Remigare
re-mi-gà-re (io rè-mi-go)
Significato Remare; muovere le ali in maniera regolare
Etimologia voce dotta recuperata dal latino remigare, derivato di remex ‘rematore’, da remus ‘remo’.
- «È sul lettino in mezzo alla piscina, e remiga con le mani cercando qualcuno che gli allunghi un cocktail.»
Parola pubblicata il 29 Luglio 2024
Se dicessimo che ‘remigare’ significa ‘remare’ diremmo insieme una cosa ovvia e una cosa imprecisa. Sono due verbi più che parenti, e però la sfumatura che hanno preso, pur insistendo sulla stessa azione, è differente. Insomma, sono parenti con diverse affinità che non si vedono mai e che vivono in posti completamente diversi.
Tutto nasce dal latino remus, che ha un’antica ascendenza indoeuropea, e che indica, be’, il remo. Da remus nasce il remex, il rematore, e dalla sua figura nasce il verbo di ciò che fa, giusto remigare, recuperato come prestito dotto dall’italiano. D’altro canto, per via popolare il remus dà vita al remo, e dal remo procede il remare. Quindi remigare, a differenza di remare, è etimologicamente una voce dotta. Ma non solo da questo punto di vista.
Non che il remigare e il remare si manifestino in modi di farlo diversi: il movimento e la fatica sono uguali, i luoghi in cui si praticano sono quelli. Ma cambia molto l’altezza del registro con cui quest’azione è rappresentata.
Il remare è un’azione presentata come spiccia, priva di solennità. Non ha nemmeno il tratto più prettamente marinaresco che riconosciamo al vogare — esito poetico di un vocare latino, che dipinge la ‘chiamata’ con cui il celeuste cadenza il colpo di remo. Nel giro fra caletta e caletta vengo sempre messo a remare con parole di adulazione, sullo stupendo lago dolomitico ci sono così tante barchette che quasi non si può remare, e in coppia con l’amico inetto quanto me remiamo in tondo col pattìno.
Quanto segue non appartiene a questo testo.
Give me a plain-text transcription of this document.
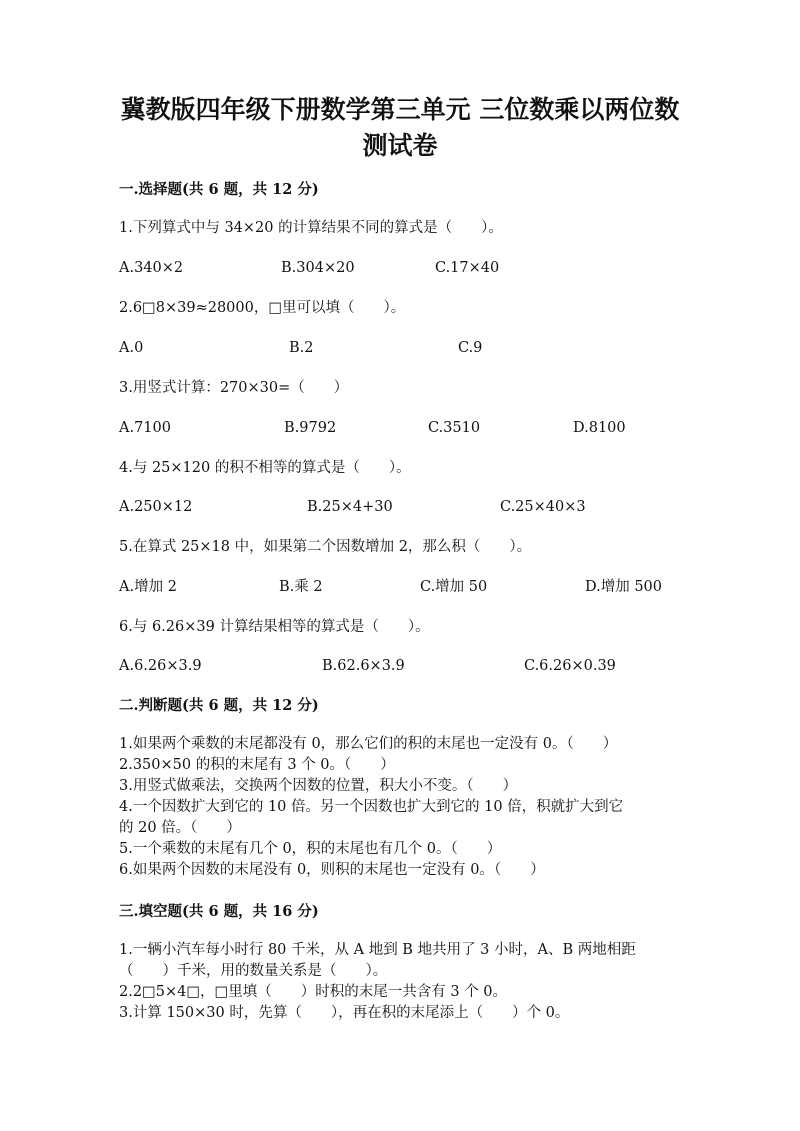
冀教版四年级下册数学第三单元 三位数乘以两位数
测试卷
一.选择题(共 6 题，共 12 分)
1.下列算式中与 34×20 的计算结果不同的算式是（　　）。
A.340×2	B.304×20	C.17×40
2.6□8×39≈28000，□里可以填（　　）。
A.0	B.2	C.9
3.用竖式计算：270×30=（　　）
A.7100	B.9792	C.3510	D.8100
4.与 25×120 的积不相等的算式是（　　）。
A.250×12	B.25×4+30	C.25×40×3
5.在算式 25×18 中，如果第二个因数增加 2，那么积（　　）。
A.增加 2	B.乘 2	C.增加 50	D.增加 500
6.与 6.26×39 计算结果相等的算式是（　　）。
A.6.26×3.9	B.62.6×3.9	C.6.26×0.39
二.判断题(共 6 题，共 12 分)
1.如果两个乘数的末尾都没有 0，那么它们的积的末尾也一定没有 0。（　　）
2.350×50 的积的末尾有 3 个 0。（　　）
3.用竖式做乘法，交换两个因数的位置，积大小不变。（　　）
4.一个因数扩大到它的 10 倍。另一个因数也扩大到它的 10 倍，积就扩大到它
的 20 倍。（　　）
5.一个乘数的末尾有几个 0，积的末尾也有几个 0。（　　）
6.如果两个因数的末尾没有 0，则积的末尾也一定没有 0。（　　）
三.填空题(共 6 题，共 16 分)
1.一辆小汽车每小时行 80 千米，从 A 地到 B 地共用了 3 小时，A、B 两地相距
（　　）千米，用的数量关系是（　　）。
2.2□5×4□，□里填（　　）时积的末尾一共含有 3 个 0。
3.计算 150×30 时，先算（　　），再在积的末尾添上（　　）个 0。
Il remigare invece ci parla di un remare che… non è spiccio. Appare speciale per contegno, per aura — chi parla o scrive ha l’intenzione di conferire a questo remare una statura alta, o mostra l’intenzione di esprimersi in maniera elevata. Posso parlare dello specchio dell’Arno su cui remigano i canottieri all’alba, del modo in cui l’amica ci fa attraversare il canale remigando a due braccia, e ci immaginiamo calmo e solenne il modo in cui gli equipaggi delle navi remigavano su e giù per il Nilo. E sentiamo anche che piacevole effetto ironico ha se racconto che quell’amico inetto ed io remighiamo in tondo.
Inoltre il remigare ha un vantaggio specifico sul remare: gli sono aperte le vie della metafora — che ne fanno in genere da un muovere qualcosa di simile a un remo a uno spostarsi. Posso parlare delle nuvole che remigano all’orizzonte (no che remano), posso parlare degli aironi che remigano in cielo — uso ricorrente, quello del remigare quale battere le ali cadenzato, remare celeste, e peraltro le penne remiganti sono quelle che costituiscono la superficie portante per il volo. Ma posso anche parlare dell’amico che remiga con le mani quando parla, o di quando remigo con le braccia per sgranchirmele, e via dicendo, secondo fantasia.
La parola più dotta non è solo più paludata: ha anche un respiro che le permette, fuori dalla stretta rappresentazione del consueto, di inseguire analogie alpestri con piede di capra. Da tener presente, questo remigare — anche perché, pur dotto, è del tutto trasparente.